Nuclear reactors designed for operation in space are well suited for these longer journeys as they are compact, energy dense, and scalable due to their modularity. However, what makes nuclear reactors an ideal power source for deep space exploration is their resilience. Space is the harshest environment known to humanity, but reactors designed for the lunar surface are capable of operating anywhere, at any time, for months and years on end.
The idea of sending a nuclear power system into space might sound fantastical, but it’s already more routine than many people realize. Nuclear power has been part of the United States’ space program since 1961, and since then, nuclear power systems have been incorporated into more than two dozen missions. The Voyager 2 probe launched by NASA in 1977 to study the outer planets and beyond famously carries a radioisotope thermoelectric generator that has allowed it to continue sending data back to Earth to this day. Most recently, NASA’s Perseverance rover has been partly powered by a similar but more modern radioisotope power system as it explores the surface of Mars.
As these new space nuclear technologies are being developed by the government and companies like USNC-Tech, we have to rigorously adhere to regulations related to the use of nuclear material. Part of this is ensuring our systems are proliferation resistant and the use of high-assay low enriched uranium (HALEU) is the first step to doing so. HALEU is an internationally recognized, proliferation-resistant form of nuclear fuel, far less capable of being diverted to illicit nuclear weapons programs, but which can still provide plenty of power efficiently over a long period of time. This capability has been proven by private industry, NASA, and the U.S. Department of Energy in the context of feasibility work showing similar or equivalent performance with systems that use weapons-grade nuclear fuel.
All of this will culminate in an exciting moment when American astronauts will be able to spend weeks or even months at a time on the moon. It is vital that we do so, not just for science, but also to ensure our continued presence in the solar system follows the principles for a safe, peaceful, and prosperous future detailed in the Artemis Accords. A permanent presence on the moon will put the United States and its allies in a position of strength to set the terms and conditions for that future. The U.S. and its allies, signatories to the Artemis Accords, are committed to these values, and must create conditions where those values can thrive and prevent other nations with different priorities from doing so for their own.

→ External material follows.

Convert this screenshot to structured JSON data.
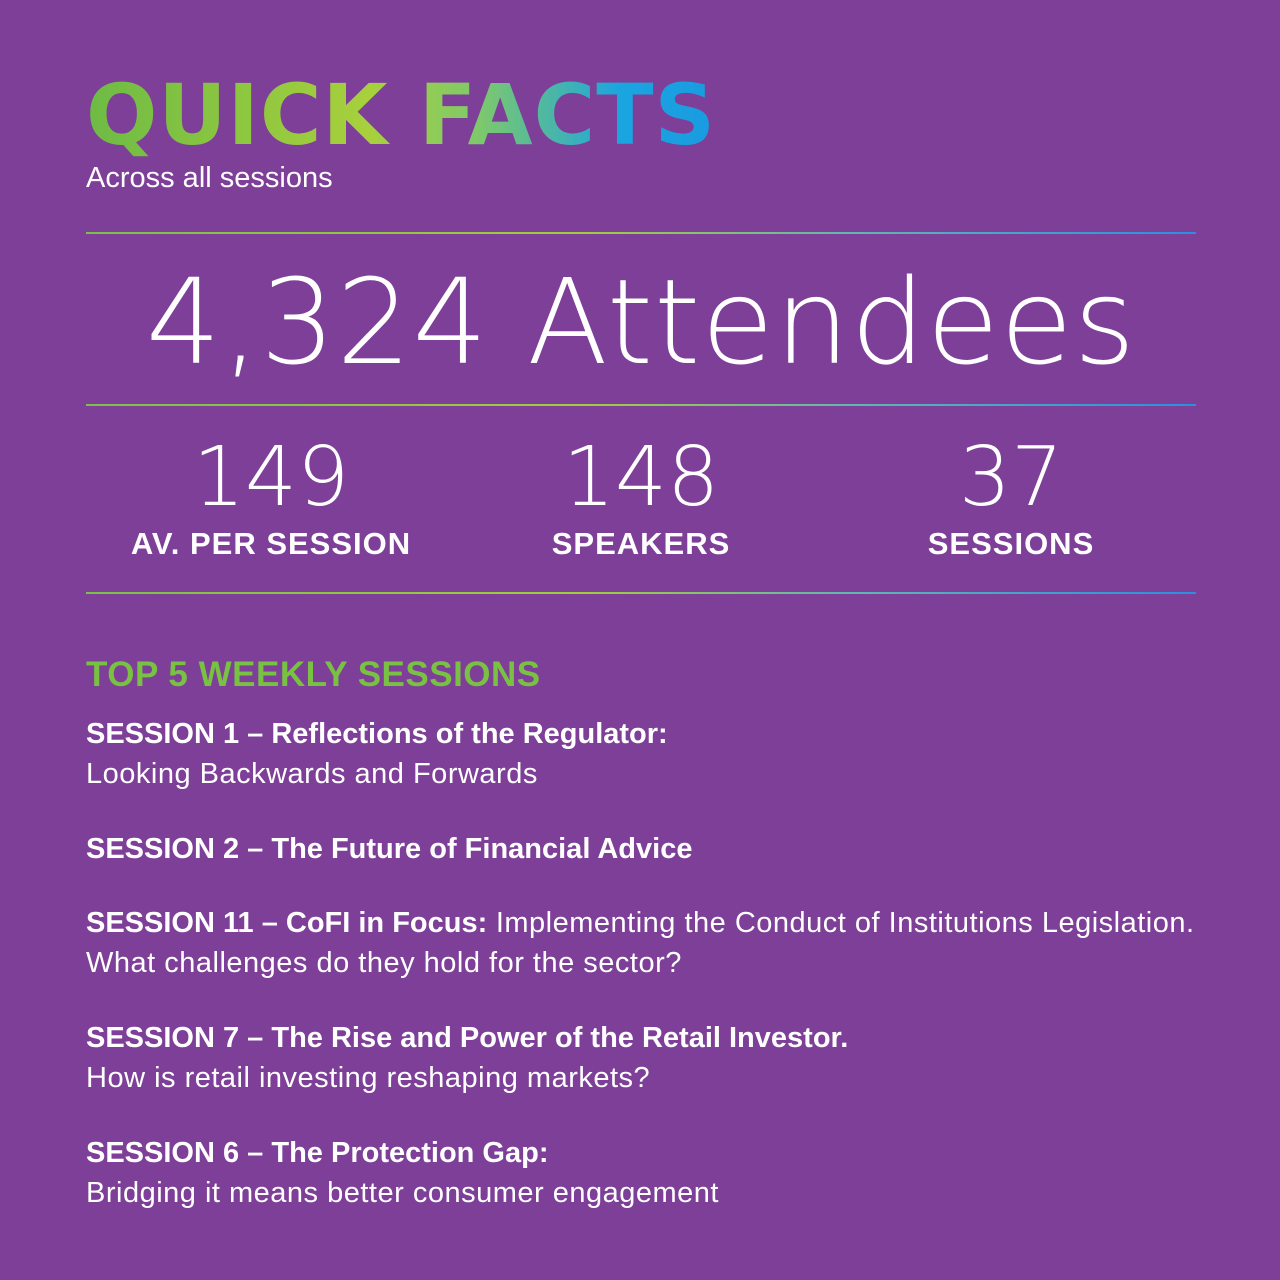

As Congress prepares NASA’s budget for fiscal year 2022, it has a valuable opportunity to ensure that America remains the world’s leader in sustainable space exploration by continuing to fund the development of advanced space nuclear technology. In recent years, Congress has supported and funded the development of nuclear thermal propulsion (NTP), a vital technology that would ferry astronauts to Mars in half the time of conventional propulsion systems, and I believe I speak for many in the space nuclear industry when I say that I am hopeful that this financial support for NTP development continues.
However, as nuclear propulsion systems become a reality, it is absolutely crucial that we also fund and develop the FSP systems that will enable humans to stay on the moon long-term once they arrive. With a relatively modest appropriation this year, NASA can seed the development of an FSP program that would result in a functional reactor demonstration on the moon within five or six years. When we combine this with the capabilities of the new launch vehicles and lunar landers being developed by companies in the United States and the prospect of delivering more than 5,000 kilograms to the lunar surface, we are looking at the ability to develop and deploy a game-changing capability, one that will enshrine the United States as the dominant spacefaring nation for decades to come.
This is an ambitious, but realistic timeline given the maturity of existing terrestrial reactor technology, and the meaningful progress already being made to adapt and advance that technology for use in space. Where previous lunar visits were measured in hours and days, investing in FSP now will give the next humans on the moon, including the first woman to walk on its surface, the energy required to survive, thrive, and build a permanent American presence on the moon.